Something about this story still doesn't hang together. It seems to me that if the Queen and her son and heir ever have chats together, they would have certainly gotten around to the potential consequences of the Burrell case before it was too late. If you look at photographs of the Queen, Prince Philip, and Prince Charles in the back of their Bentley on their way to the Bali memorial service, they appear to be three of the unhappiest people imaginable, none of them talking, all of them in their private worlds of troubled thoughts. If we are to believe what they tell us, that the Queen finally told Charles about her meeting with Burrell five years earlier, then must not Charles have made known to his mother the existence of the rape tape, and isn't that why they went into action?

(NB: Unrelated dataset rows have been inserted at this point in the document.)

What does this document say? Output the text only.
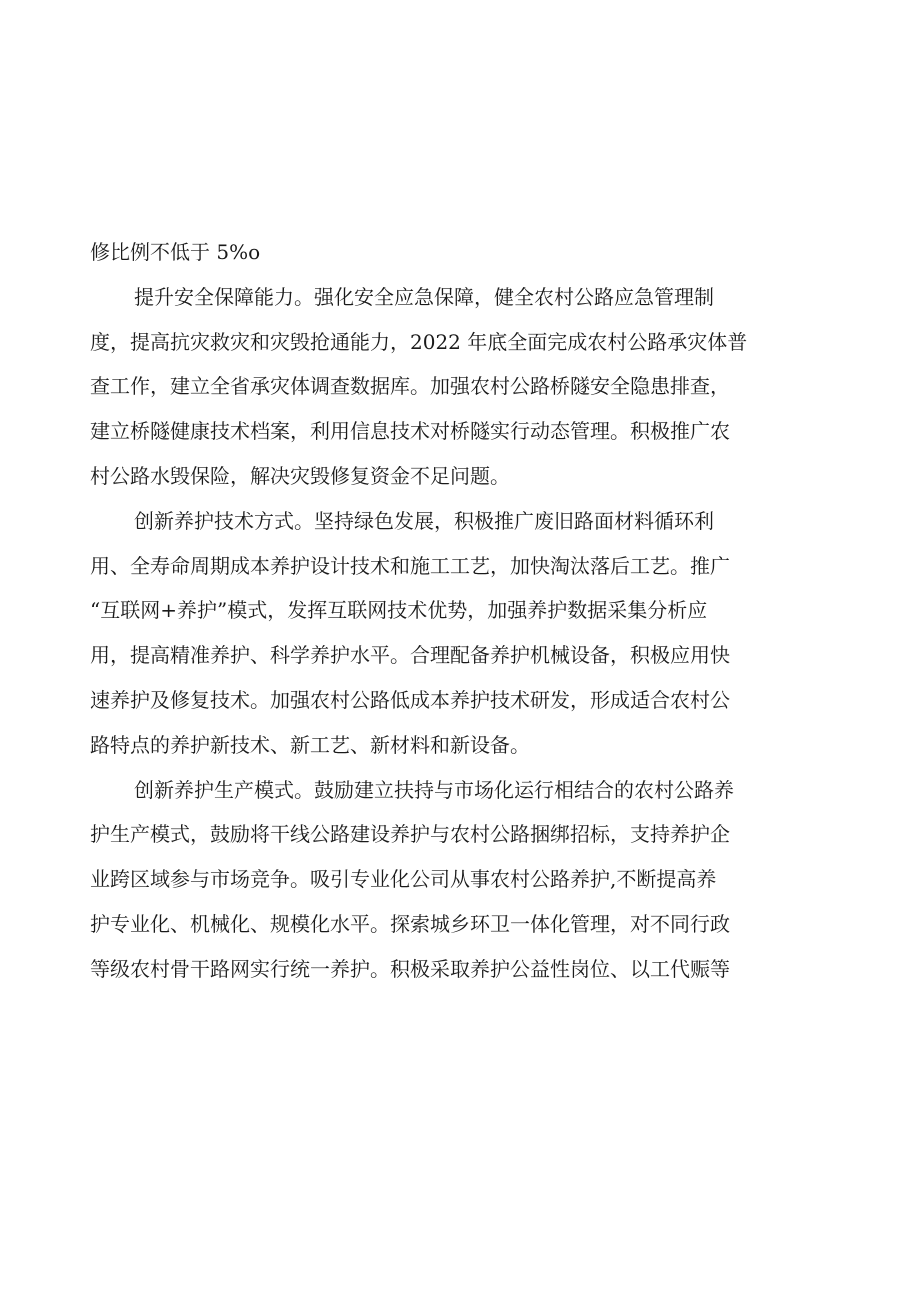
修比例不低于 5%o
提升安全保障能力。强化安全应急保障，健全农村公路应急管理制
度，提高抗灾救灾和灾毁抢通能力，2022 年底全面完成农村公路承灾体普
查工作，建立全省承灾体调查数据库。加强农村公路桥隧安全隐患排查，
建立桥隧健康技术档案，利用信息技术对桥隧实行动态管理。积极推广农
村公路水毁保险，解决灾毁修复资金不足问题。
创新养护技术方式。坚持绿色发展，积极推广废旧路面材料循环利
用、全寿命周期成本养护设计技术和施工工艺，加快淘汰落后工艺。推广
“互联网+养护”模式，发挥互联网技术优势，加强养护数据采集分析应
用，提高精准养护、科学养护水平。合理配备养护机械设备，积极应用快
速养护及修复技术。加强农村公路低成本养护技术研发，形成适合农村公
路特点的养护新技术、新工艺、新材料和新设备。
创新养护生产模式。鼓励建立扶持与市场化运行相结合的农村公路养
护生产模式，鼓励将干线公路建设养护与农村公路捆绑招标，支持养护企
业跨区域参与市场竞争。吸引专业化公司从事农村公路养护,不断提高养
护专业化、机械化、规模化水平。探索城乡环卫一体化管理，对不同行政
等级农村骨干路网实行统一养护。积极采取养护公益性岗位、以工代赈等
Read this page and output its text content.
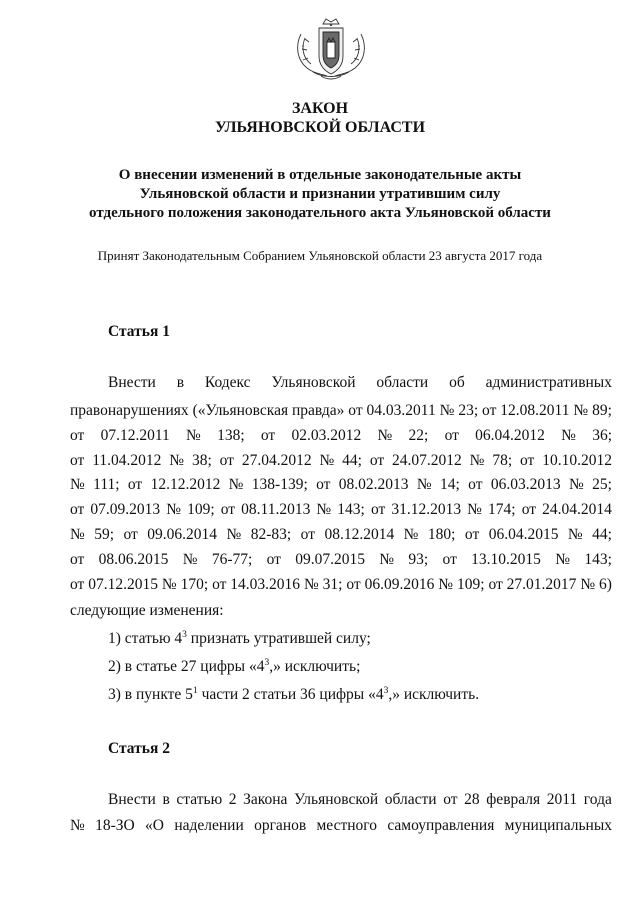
ЗАКОН
УЛЬЯНОВСКОЙ ОБЛАСТИ
О внесении изменений в отдельные законодательные акты
Ульяновской области и признании утратившим силу
отдельного положения законодательного акта Ульяновской области
Принят Законодательным Собранием Ульяновской области 23 августа 2017 года
Статья 1
Внести в Кодекс Ульяновской области об административных
правонарушениях («Ульяновская правда» от 04.03.2011 № 23; от 12.08.2011 № 89;
от 07.12.2011 № 138; от 02.03.2012 № 22; от 06.04.2012 № 36;
от 11.04.2012 № 38; от 27.04.2012 № 44; от 24.07.2012 № 78; от 10.10.2012
№ 111; от 12.12.2012 № 138-139; от 08.02.2013 № 14; от 06.03.2013 № 25;
от 07.09.2013 № 109; от 08.11.2013 № 143; от 31.12.2013 № 174; от 24.04.2014
№ 59; от 09.06.2014 № 82-83; от 08.12.2014 № 180; от 06.04.2015 № 44;
от 08.06.2015 № 76-77; от 09.07.2015 № 93; от 13.10.2015 № 143;
от 07.12.2015 № 170; от 14.03.2016 № 31; от 06.09.2016 № 109; от 27.01.2017 № 6)
следующие изменения:
1) статью $4^3$ признать утратившей силу;
2) в статье 27 цифры «$4^3$,» исключить;
3) в пункте $5^1$ части 2 статьи 36 цифры «$4^3$,» исключить.
Статья 2
Внести в статью 2 Закона Ульяновской области от 28 февраля 2011 года
№ 18-ЗО «О наделении органов местного самоуправления муниципальных
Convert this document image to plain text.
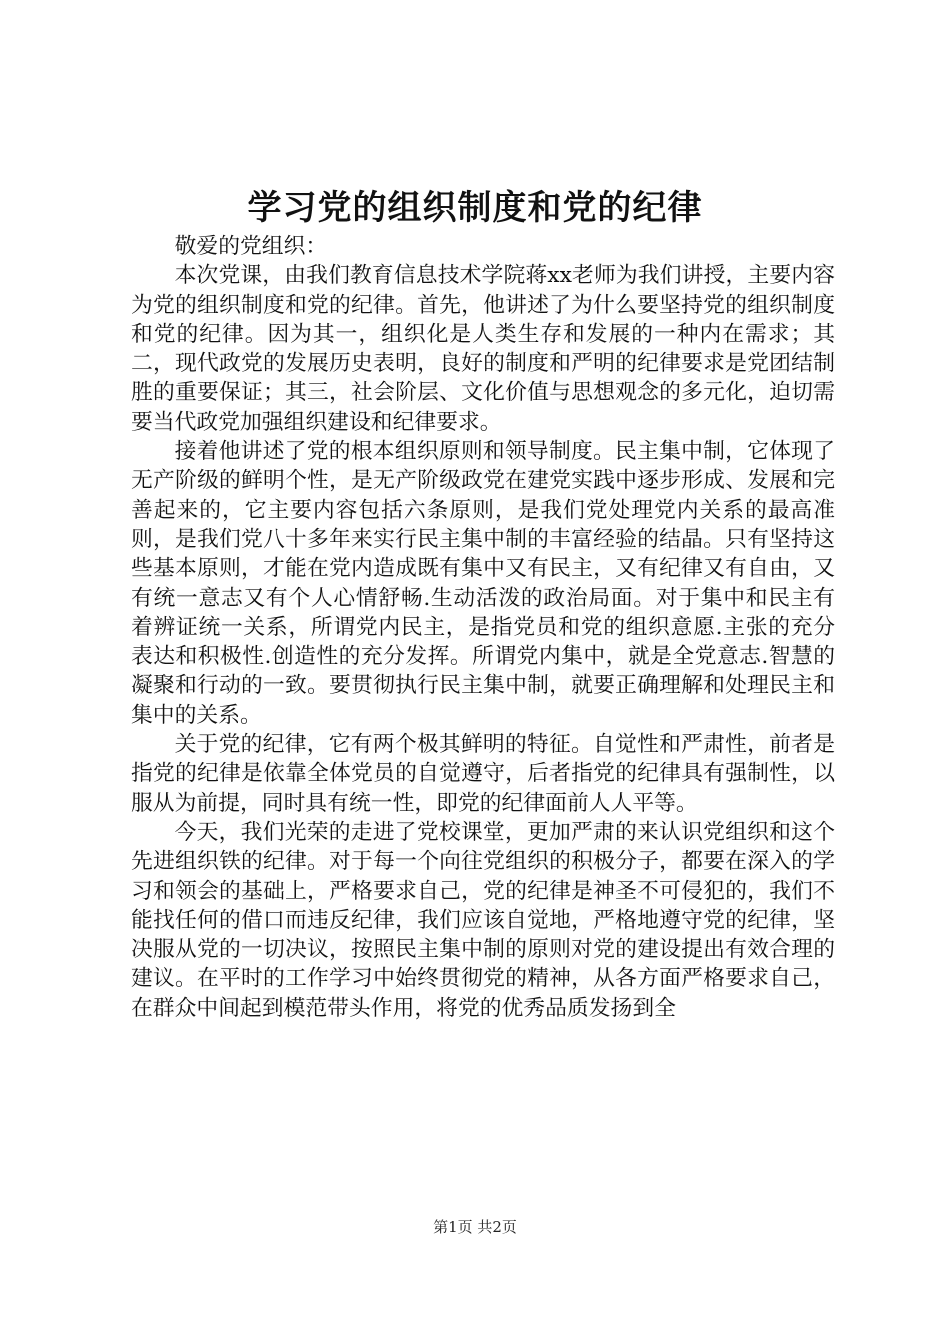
学习党的组织制度和党的纪律

敬爱的党组织：

本次党课，由我们教育信息技术学院蒋xx老师为我们讲授，主要内容为党的组织制度和党的纪律。首先，他讲述了为什么要坚持党的组织制度和党的纪律。因为其一，组织化是人类生存和发展的一种内在需求；其二，现代政党的发展历史表明，良好的制度和严明的纪律要求是党团结制胜的重要保证；其三，社会阶层、文化价值与思想观念的多元化，迫切需要当代政党加强组织建设和纪律要求。

接着他讲述了党的根本组织原则和领导制度。民主集中制，它体现了无产阶级的鲜明个性，是无产阶级政党在建党实践中逐步形成、发展和完善起来的，它主要内容包括六条原则，是我们党处理党内关系的最高准则，是我们党八十多年来实行民主集中制的丰富经验的结晶。只有坚持这些基本原则，才能在党内造成既有集中又有民主，又有纪律又有自由，又有统一意志又有个人心情舒畅.生动活泼的政治局面。对于集中和民主有着辨证统一关系，所谓党内民主，是指党员和党的组织意愿.主张的充分表达和积极性.创造性的充分发挥。所谓党内集中，就是全党意志.智慧的凝聚和行动的一致。要贯彻执行民主集中制，就要正确理解和处理民主和集中的关系。

关于党的纪律，它有两个极其鲜明的特征。自觉性和严肃性，前者是指党的纪律是依靠全体党员的自觉遵守，后者指党的纪律具有强制性，以服从为前提，同时具有统一性，即党的纪律面前人人平等。

今天，我们光荣的走进了党校课堂，更加严肃的来认识党组织和这个先进组织铁的纪律。对于每一个向往党组织的积极分子，都要在深入的学习和领会的基础上，严格要求自己，党的纪律是神圣不可侵犯的，我们不能找任何的借口而违反纪律，我们应该自觉地，严格地遵守党的纪律，坚决服从党的一切决议，按照民主集中制的原则对党的建设提出有效合理的建议。在平时的工作学习中始终贯彻党的精神，从各方面严格要求自己，在群众中间起到模范带头作用，将党的优秀品质发扬到全

第1页 共2页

If the Burrell case did nothing else, it probably ended the fantasy held by Mohamed Al Fayed, the controversial owner of Harrods, that his son, Dodi, and Princess Diana were one of the world's great love stories. Diana's relationship with Dodi lasted only six weeks, and they spent a grand total of 32 days together. She told Burrell that she thought he had a cocaine problem, because he went to the bathroom so often and always locked the door. As I was leaving London, Mohamed Al Fayed threatened to sue Burrell for saying that Dodi was a cocaine addict, but I would bet that he will not pursue such a suit. Far more interesting was Burrell's revelation in The Mirror that the Queen had told him, "No one, Paul, has been as close to a member of my family as you have. There are powers at work in this country which we have no knowledge about." We have only Burrell's word that the Queen made the statement, but Mohamed Al Fayed has pounced on it. He has often said that Diana and Dodi were assassinated, and has accused Prince Philip of being the principal figure behind their deaths. He recently went on television to say that the Queen's statement bolstered his belief that Diana and Dodi were murdered in the tunnel in Paris.
As I write this in my New York apartment, Paul Burrell is also in Manhattan, being famous and lining up a fortune. He is here with his wife and two sons, who used to be playmates of Prince William and Prince Harry's, when their father was Princess Diana's butler and their mother was her dresser. The press is following them everywhere, even as the English papers are circulating backstairs gossip of a prurient nature, most of it gay. Burrell himself is not exempt. His wife says she knew everything when she married him. I tried to call Burrell at the Millennium hotel, where he is staying, but the operator said no person was registered there under that name. Then I watched him on television, surrounded by cameras, walking on the street and making a statement but refusing to answer questions. He did say that he was shocked by the falsehoods that were being said about him, especially by people who used to be his friends in the media. His eyes looked dead to me. It seemed as if he was beginning to understand the consequences of selling your soul for money.